結局、密偵をやる上で新たに築かなくてはならない人間関係が煩わしいのだろうかと思って言ってみた。
「あ、あの……密偵役が辛いなら、無理しなくても」
アリアンロードは再び真正面からアースを見た。
「ではお言葉に甘えて、と言ったらどうしますか」
「え……」
なんの尋問だこれは。
「……それは、少し困ります」
アリアンロードはその素直な返事にどこか満足そうにこくりと小さく頷いた。
「それなら、私も大丈夫です。頑張ります」
「よ、よろしくお願いします」
するとアリアンロードも立ち上がったのでアースは聞いた。
「お帰りですか?」
「はい」
「あの……僕に用が有った訳では?」
「用……」
なかったらしい。
「少し、アース殿とお話をしてみたかっただけです」
アリアンロードはいつものぼんやりした表情でそう言うと、ぺこり、と頭を下げて帰っていった。
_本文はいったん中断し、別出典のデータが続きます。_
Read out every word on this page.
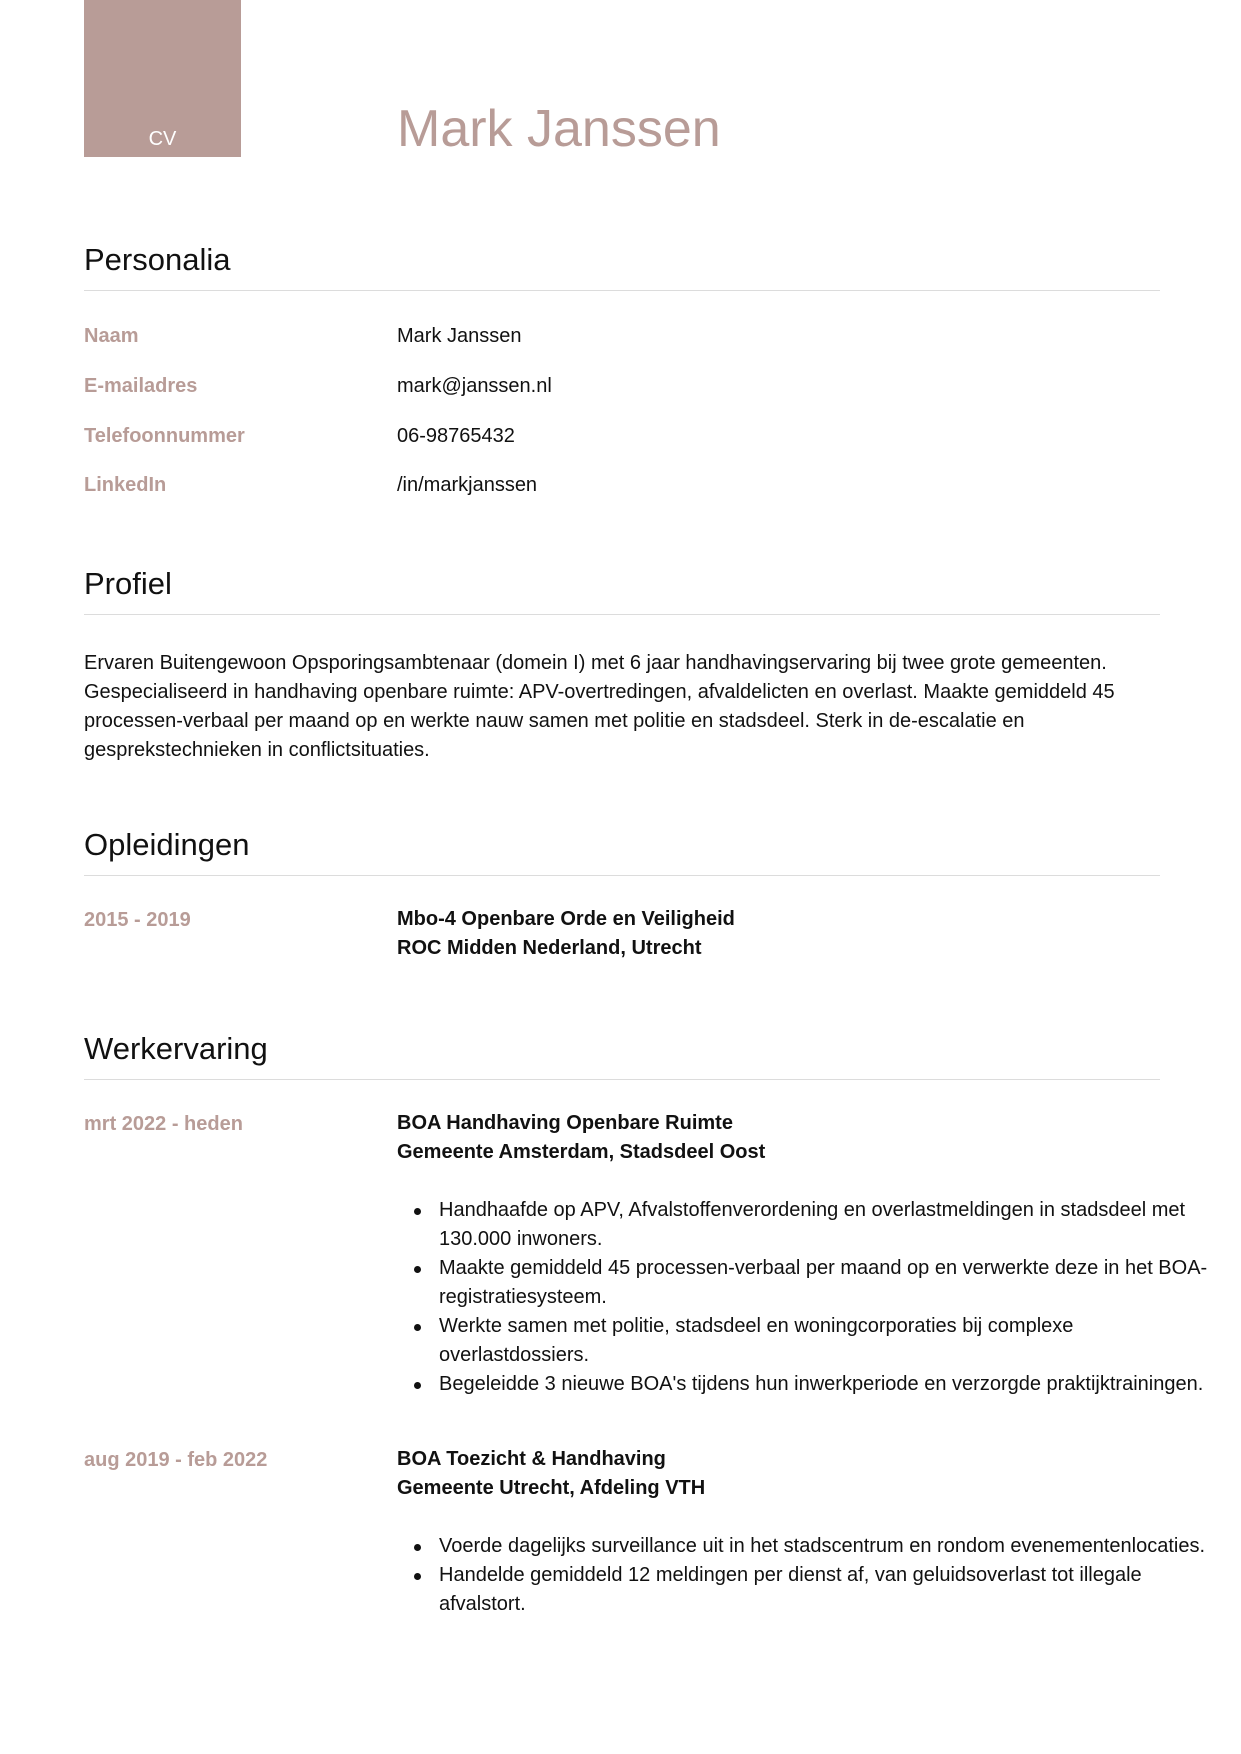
CV	Mark Janssen
Personalia
Naam	Mark Janssen
E-mailadres	mark@janssen.nl
Telefoonnummer	06-98765432
LinkedIn	/in/markjanssen
Profiel
Ervaren Buitengewoon Opsporingsambtenaar (domein I) met 6 jaar handhavingservaring bij twee grote gemeenten. Gespecialiseerd in handhaving openbare ruimte: APV-overtredingen, afvaldelicten en overlast. Maakte gemiddeld 45 processen-verbaal per maand op en werkte nauw samen met politie en stadsdeel. Sterk in de-escalatie en gesprekstechnieken in conflictsituaties.
Opleidingen
2015 - 2019	Mbo-4 Openbare Orde en Veiligheid
ROC Midden Nederland, Utrecht
Werkervaring
mrt 2022 - heden	BOA Handhaving Openbare Ruimte
Gemeente Amsterdam, Stadsdeel Oost
Handhaafde op APV, Afvalstoffenverordening en overlastmeldingen in stadsdeel met 130.000 inwoners.
Maakte gemiddeld 45 processen-verbaal per maand op en verwerkte deze in het BOA-registratiesysteem.
Werkte samen met politie, stadsdeel en woningcorporaties bij complexe overlastdossiers.
Begeleidde 3 nieuwe BOA's tijdens hun inwerkperiode en verzorgde praktijktrainingen.
aug 2019 - feb 2022	BOA Toezicht & Handhaving
Gemeente Utrecht, Afdeling VTH
Voerde dagelijks surveillance uit in het stadscentrum en rondom evenementenlocaties.
Handelde gemiddeld 12 meldingen per dienst af, van geluidsoverlast tot illegale afvalstort.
相変わらず何がしたいのか分からないし何を考えているのか分からない子だ、と思いながらも、アースは少しだけ、彼女が帰ってしまったことを残念だと思った。苦手は苦手だけれど、アースはアリアンロード自身には割と好印象を抱いている。
その数日後、アリアンロードからはなぜか報告の手紙とともに「お勧めの詩集」とメモが添えられた本が送られて来た。それは彼女自身が苦手だと言っていた恋愛詩の詩集で、やたらに甘い雰囲気が満載だった。アースが、その日は紅茶に入れる角砂糖すら目にしたくなくなるほどの甘さだった。
そして、アースは、アリアンロードには嫌われてはいないようだったのに、なぜ彼女は自分自身が苦手なはずの恋愛詩集を勧めてきたのだろうとしばらく悩んでいた。姉がいたら相談できるのに、と思いながら。
そして、アリアンロードはそれからちょこちょこと、子爵邸に遊びにくるようになった。